Speaking to the United Nations General Assembly yesterday, President Trump stated that American culture is built on “deep faith.”
For evidence, we could point to Rolling Stone‘s headline: “A Christian Singer Is Bigger Than Drake and Ariana Grande This Week.” Lauren Daigle’s new album topped records by Drake, Ariana Grande, and Nicki Minaj on the Billboard 200.
Or we could note Pew Research Center’s report that more than 70 percent of Americans identify as Christians. America’s largest religious demographic is “Evangelical Protestant” at 25.4 percent.
However, America’s second-largest religious demographic is “Unaffiliated (religious ‘nones’)” at 22.8 percent. This is a larger percentage than “Catholic” (20.8 percent) or “Mainline Protestant” (14.7 percent).

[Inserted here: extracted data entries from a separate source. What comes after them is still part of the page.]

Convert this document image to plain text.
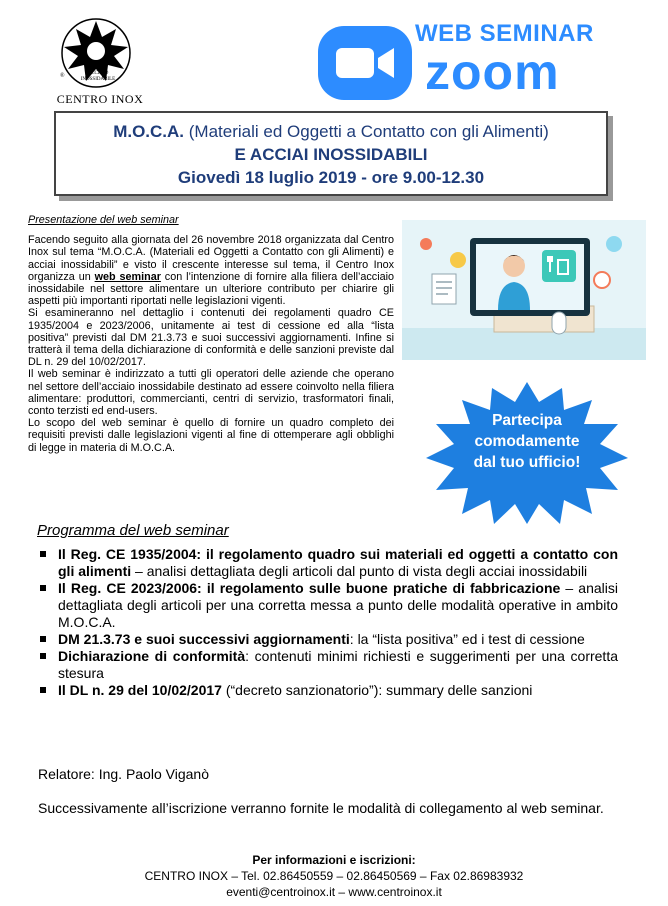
ACCIAIO
INOSSIDABILE
®
CENTRO INOX
WEB SEMINAR
zoom
M.O.C.A. (Materiali ed Oggetti a Contatto con gli Alimenti)
E ACCIAI INOSSIDABILI
Giovedì 18 luglio 2019 - ore 9.00-12.30
Presentazione del web seminar

Facendo seguito alla giornata del 26 novembre 2018 organizzata dal Centro Inox sul tema “M.O.C.A. (Materiali ed Oggetti a Contatto con gli Alimenti) e acciai inossidabili” e visto il crescente interesse sul tema, il Centro Inox organizza un web seminar con l’intenzione di fornire alla filiera dell’acciaio inossidabile nel settore alimentare un ulteriore contributo per chiarire gli aspetti più importanti riportati nelle legislazioni vigenti.

Si esamineranno nel dettaglio i contenuti dei regolamenti quadro CE 1935/2004 e 2023/2006, unitamente ai test di cessione ed alla “lista positiva” previsti dal DM 21.3.73 e suoi successivi aggiornamenti. Infine si tratterà il tema della dichiarazione di conformità e delle sanzioni previste dal DL n. 29 del 10/02/2017.

Il web seminar è indirizzato a tutti gli operatori delle aziende che operano nel settore dell’acciaio inossidabile destinato ad essere coinvolto nella filiera alimentare: produttori, commercianti, centri di servizio, trasformatori finali, conto terzisti ed end-users.

Lo scopo del web seminar è quello di fornire un quadro completo dei requisiti previsti dalle legislazioni vigenti al fine di ottemperare agli obblighi di legge in materia di M.O.C.A.

Partecipa
comodamente
dal tuo ufficio!
Programma del web seminar
Il Reg. CE 1935/2004: il regolamento quadro sui materiali ed oggetti a contatto con gli alimenti – analisi dettagliata degli articoli dal punto di vista degli acciai inossidabili
Il Reg. CE 2023/2006: il regolamento sulle buone pratiche di fabbricazione – analisi dettagliata degli articoli per una corretta messa a punto delle modalità operative in ambito M.O.C.A.
DM 21.3.73 e suoi successivi aggiornamenti: la “lista positiva” ed i test di cessione
Dichiarazione di conformità: contenuti minimi richiesti e suggerimenti per una corretta stesura
Il DL n. 29 del 10/02/2017 (“decreto sanzionatorio”): summary delle sanzioni
Relatore: Ing. Paolo Viganò
Successivamente all’iscrizione verranno fornite le modalità di collegamento al web seminar.
Per informazioni e iscrizioni:
CENTRO INOX – Tel. 02.86450559 – 02.86450569 – Fax 02.86983932
eventi@centroinox.it – www.centroinox.it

As a sign of our troubled times, the Washington Post reports that homicides in Washington, DC, have now surpassed the number of people killed in the city in all of 2017. As another sign of the times, a group of protesters heckled Sen. Ted Cruz and his wife inside a Washington restaurant, forcing them to leave early.
And authorities say bananas donated to a Texas prison had nearly $18 million worth of cocaine hidden in the boxes.
Is culture like the weather?
As God’s people living in a fallen world, God’s word calls us to embrace a transformative balance.
We are warned to “touch no unclean thing” (Isaiah 52:11, quoted by Paul in 2 Corinthians 6:17). Much of our culture is off-limits for sincere followers of Jesus.
As D. A. Carson notes in his perceptive Christ and Culture Revisited, some evangelicals liken the culture to the weather–we can’t change it, so we should focus on individual souls and leave society to itself.
However, others claim that we earn the right to share Christ with people by first responding to the systemic issues they face–poverty, sex trafficking, and so on. We must engage culture to engage those affected by culture.